You might well ask, what is the point of the law then? Paul asks and answers it in his letter to Galatia. Having explained that the inheritance promised Abraham, a promise made before the law was given, does not come by the law, he goes on:

Why then the law? It was added because of transgressions, until the offspring should come to whom the promise had been made, and it was put in place through angels by an intermediary. Now an intermediary implies more than one, but God is one.

Is the law then contrary to the promises of God? Certainly not! For if a law had been given that could give life, then righteousness would indeed be by the law. But the Scripture imprisoned everything under sin so that the promise by faith in Jesus Christ might be given to those who believe. Now before faith came, we were held captive under the law, imprisoned until the coming faith would be revealed. So then, the law was our guardian until Christ came, in order that we might be justified by faith. (Gal.3:19-24)

Note that Paul specifically addresses the question of salvation by works, in whole or part. For if a law had been given that could give life, then righteousness would indeed be by the law.’ The only conclusion we can come to is, a law was not given that could give life, therefore righteousness cannot be by the law.

We conclude:

The law does not save, it simply diagnosis our sin problem, our imprisonment, our paralysis and inability to do the good we want to do.

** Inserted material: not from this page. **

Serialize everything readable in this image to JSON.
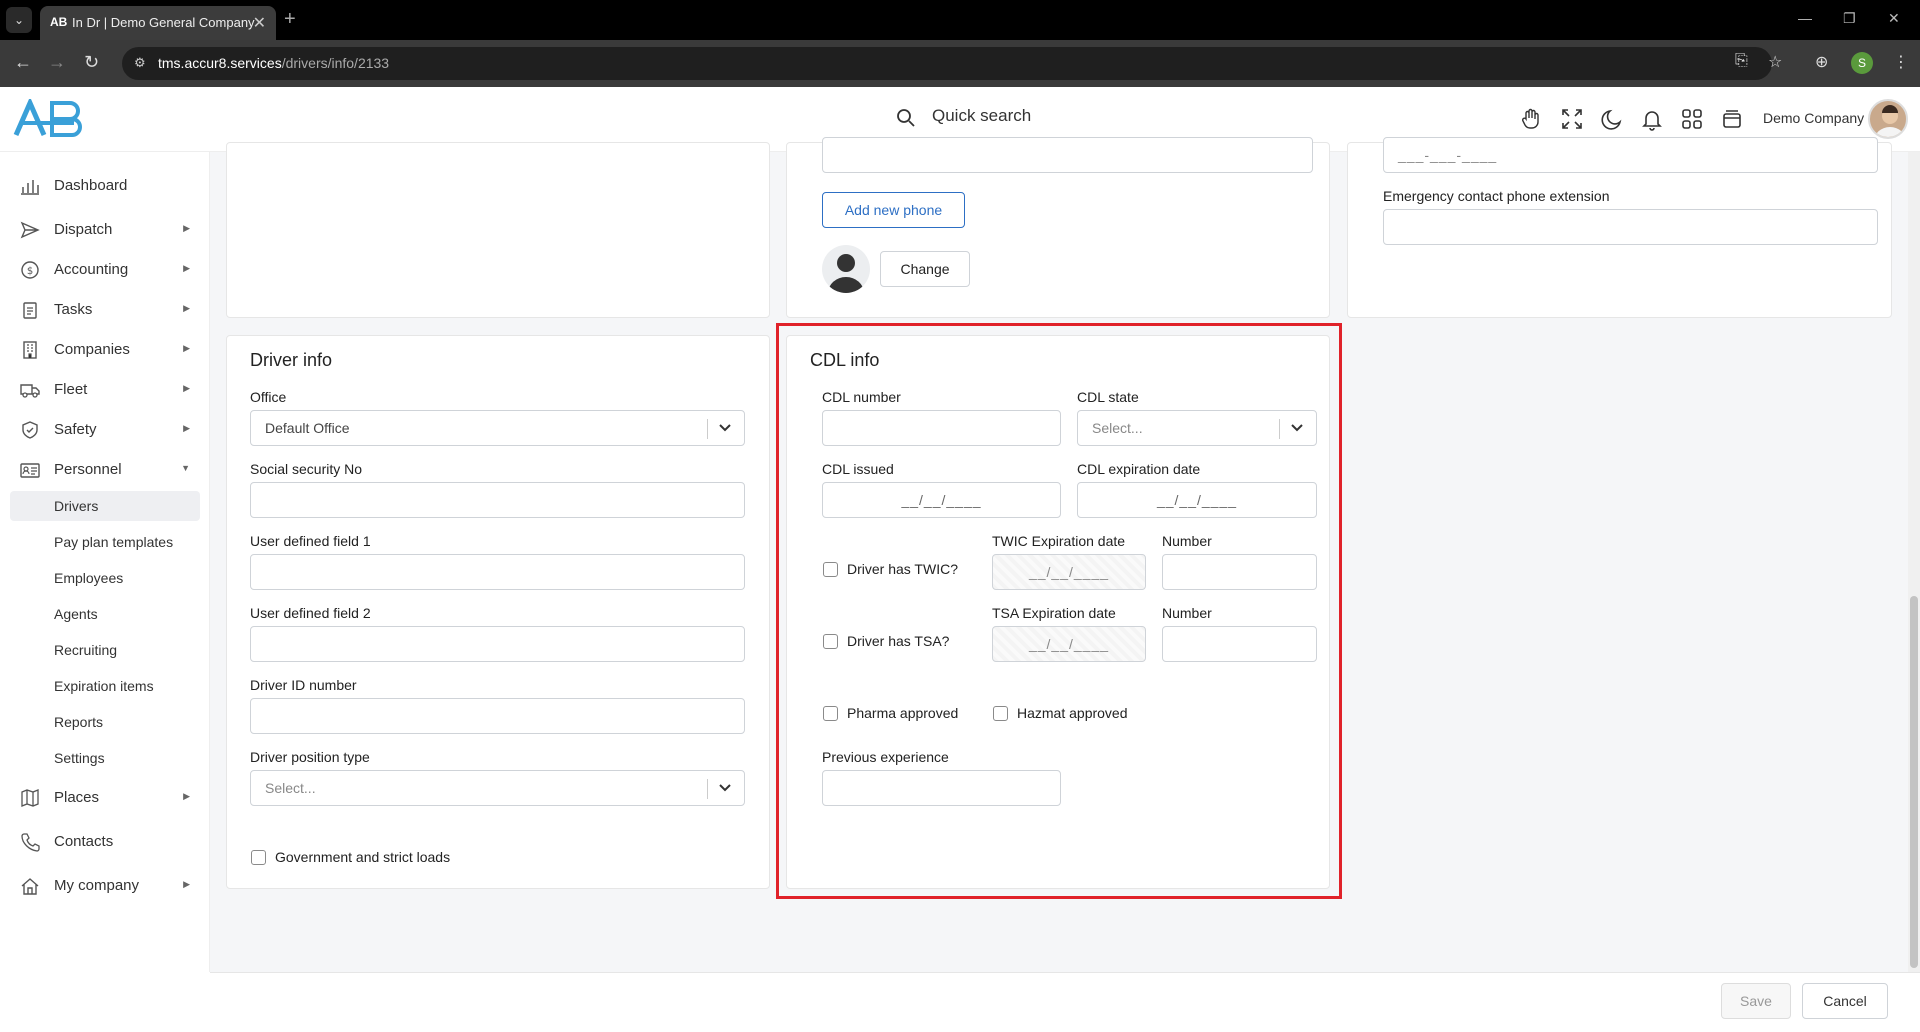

The law, which cannot save, was put in place because we are sinners in order to diagnose the sickness and point us to the remedy.

The law then acts as guardian until our remedy comes in the person of Christ, a remedy gained through faith and faith alone.

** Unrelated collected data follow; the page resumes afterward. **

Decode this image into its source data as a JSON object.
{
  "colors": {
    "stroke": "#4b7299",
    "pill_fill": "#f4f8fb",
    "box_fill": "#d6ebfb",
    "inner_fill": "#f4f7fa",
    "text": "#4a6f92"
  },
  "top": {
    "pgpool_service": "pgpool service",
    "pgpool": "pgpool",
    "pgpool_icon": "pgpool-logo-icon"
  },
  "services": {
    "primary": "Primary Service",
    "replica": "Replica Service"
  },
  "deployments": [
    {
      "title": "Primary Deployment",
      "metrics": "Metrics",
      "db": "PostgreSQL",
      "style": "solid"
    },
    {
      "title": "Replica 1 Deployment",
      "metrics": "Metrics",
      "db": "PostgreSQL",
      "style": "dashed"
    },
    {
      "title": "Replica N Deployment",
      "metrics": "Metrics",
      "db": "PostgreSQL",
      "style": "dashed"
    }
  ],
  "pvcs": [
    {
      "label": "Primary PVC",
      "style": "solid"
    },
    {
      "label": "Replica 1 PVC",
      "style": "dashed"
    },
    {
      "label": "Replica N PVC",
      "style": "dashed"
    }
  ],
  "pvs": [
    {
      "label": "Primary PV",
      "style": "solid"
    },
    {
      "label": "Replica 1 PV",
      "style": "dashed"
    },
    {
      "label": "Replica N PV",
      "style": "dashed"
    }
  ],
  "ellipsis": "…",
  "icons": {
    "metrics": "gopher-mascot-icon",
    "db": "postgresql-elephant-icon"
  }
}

It is then that we find, ‘...we are no longer under a guardian, for in Christ Jesus you are all sons of God, through faith. For as many of you were baptized into Christ have put on Christ. There is neither Jew nor Greek, there is neither slave nor free, there is no male and female, for you are all one in Christ Jesus. And if you are Christ’s, then you are Abraham’s offspring, heirs according to the promise.’ (Gal.3:25-29)

Did you catch that? '...we are no longer under a guardian.'

Any who consider themselves still under the guardianship of law have not come to the Christ to whom the law points. Those who are striving to become sons of God by any other way than through faith are not and will never be sons of God. Those who see the diagnosis but fail to use the prescribed treatment are still in their sick beds, indeed in their spiritual graves, for Paul writes of them as being, ‘dead in sin.’ (Eph.2:1)

If you, as Paul in Romans 7, see your own helpless state, you need a Saviour not a system. The law doesn’t point us to an organisation, a system, to a church, to a battalion of intermediate ‘authorities’ having office and priesthood. it points us to Christ; come to Christ, then, and know freedom and sonship.